Porém, nada do que eu elogiei neste filme mais recente se
compara à grandiosidade sensível do filme anterior, valioso tanto enquanto análise
do desabrochar do amor entre pessoas idosas (em que a personagem de Míriam Pires insiste em reclamar de que, naquela idade, não tem mais o direito de se
apaixonar... Ou tem?) quanto enquanto amostragem dos tipos suburbanos do
período, entre eles, o palhaço que ainda tenta fazer com que as crianças
experimentem a magia do circo, o ex-jogador de futebol que virou empregado de
fábrica e compõe sambas-enredos nas horas vagas, e o marido aburguesado e ciumento
que disfarça a sua homossexualidade sob a pecha de adúltero. E ainda estou na
página 35 do livro que se aproveita discursivamente da expressão cunhada pelo
diretor (risos). Nas palavras de Cacá Diegues, por conta do lançamento justamente
deste filme mencionado há pouco, “na medida em que o país se democratiza (pelo
menos, aparentemente) e algumas camadas da população podem se manifestar mais
livremente, eu vejo uma tendência no sentido de uma supervalorização das formas
aparentes, superficiais, da manifestação política através da obra de arte” (página 17).
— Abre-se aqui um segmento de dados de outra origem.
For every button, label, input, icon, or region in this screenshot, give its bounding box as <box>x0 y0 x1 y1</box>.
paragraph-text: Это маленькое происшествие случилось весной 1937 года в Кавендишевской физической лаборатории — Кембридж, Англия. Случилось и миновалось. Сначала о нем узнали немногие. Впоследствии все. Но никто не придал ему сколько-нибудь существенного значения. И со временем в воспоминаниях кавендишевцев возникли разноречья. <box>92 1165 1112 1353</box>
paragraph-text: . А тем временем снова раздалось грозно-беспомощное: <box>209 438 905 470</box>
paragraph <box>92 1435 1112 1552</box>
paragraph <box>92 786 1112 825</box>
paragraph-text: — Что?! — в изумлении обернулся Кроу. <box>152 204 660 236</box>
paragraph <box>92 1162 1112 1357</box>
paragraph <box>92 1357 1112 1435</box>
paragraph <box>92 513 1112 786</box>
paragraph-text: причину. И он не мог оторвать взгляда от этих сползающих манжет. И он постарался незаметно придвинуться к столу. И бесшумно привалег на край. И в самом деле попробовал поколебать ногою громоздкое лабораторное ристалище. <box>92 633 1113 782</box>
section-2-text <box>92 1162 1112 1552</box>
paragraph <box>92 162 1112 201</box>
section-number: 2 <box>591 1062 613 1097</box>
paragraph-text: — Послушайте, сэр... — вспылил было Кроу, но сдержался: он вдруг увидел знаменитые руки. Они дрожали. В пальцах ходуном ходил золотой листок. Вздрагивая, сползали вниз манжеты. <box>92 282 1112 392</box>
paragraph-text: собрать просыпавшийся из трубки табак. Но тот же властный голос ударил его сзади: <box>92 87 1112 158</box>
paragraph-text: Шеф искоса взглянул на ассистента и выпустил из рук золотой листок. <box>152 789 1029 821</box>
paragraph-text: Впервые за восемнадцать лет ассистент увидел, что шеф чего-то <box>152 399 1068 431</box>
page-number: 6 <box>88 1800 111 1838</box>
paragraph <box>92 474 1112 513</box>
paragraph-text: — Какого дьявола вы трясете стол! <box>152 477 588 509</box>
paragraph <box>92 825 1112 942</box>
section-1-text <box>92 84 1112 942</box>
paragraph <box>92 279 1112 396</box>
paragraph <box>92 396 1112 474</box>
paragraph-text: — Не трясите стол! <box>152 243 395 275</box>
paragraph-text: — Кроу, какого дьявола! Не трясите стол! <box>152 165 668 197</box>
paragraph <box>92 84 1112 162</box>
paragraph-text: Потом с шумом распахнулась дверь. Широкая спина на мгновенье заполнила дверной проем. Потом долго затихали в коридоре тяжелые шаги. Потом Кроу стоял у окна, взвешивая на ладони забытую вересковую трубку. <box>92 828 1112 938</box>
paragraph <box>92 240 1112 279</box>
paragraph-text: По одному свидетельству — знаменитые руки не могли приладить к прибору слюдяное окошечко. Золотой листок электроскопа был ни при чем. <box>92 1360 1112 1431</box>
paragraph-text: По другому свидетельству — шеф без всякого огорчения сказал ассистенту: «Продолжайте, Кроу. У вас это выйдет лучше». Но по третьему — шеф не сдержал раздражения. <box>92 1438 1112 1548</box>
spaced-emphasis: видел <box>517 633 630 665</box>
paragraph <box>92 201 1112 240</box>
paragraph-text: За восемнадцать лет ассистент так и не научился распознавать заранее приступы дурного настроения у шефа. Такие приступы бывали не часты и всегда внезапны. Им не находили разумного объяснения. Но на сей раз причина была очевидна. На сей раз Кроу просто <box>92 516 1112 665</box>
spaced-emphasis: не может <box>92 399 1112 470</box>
Em
ambos os filmes aqui comentados, o diretor atingiu vigorosamente os seus
propósitos!
Ah, mais uma detalhe: quem me conhece, sabe o quanto menções
ou situações de masturbação me cativam – e elas constam de ambos os filmes. Em “Dias
Melhores Virão”, há o momento em que o fantasma do personagem de José Wilker
diz à protagonista que só vai ao cinema para bater punheta, “mesmo quando o filme
não é de sacanagem!”, num estratagema de autocitação aos problemas
contemporâneos do cinema brasileiro cara aos diretores que começaram como
cinemanovistas e, em seguida, precisaram prestar contas com as tais “Patrulhas
Ideológicas” anteriormente mencionadas (risos). Em “Chuvas de Verão”, por sua
vez, há uma cena belíssima, em que o solitário velhinho vivido por Jofre Soares,
decidido a nunca mais tirar o pijama depois que se aposentou, observa a sua
empregada (Cristina Aché, linda e eloqüente) transar com o namorado bandido e
sensual. A câmera focaliza o baixo ventre do protagonista, que passa a se
alterar. Ele enfia a mão em sua calça, cerra os olhos num gesto de prazer
inicial, mas interrompe a bronha e deita-se na cama, chorando. Eu entendi o que
houve e aplaudi de pé, emocionado. Bravo, Cacá Diegues, bravo!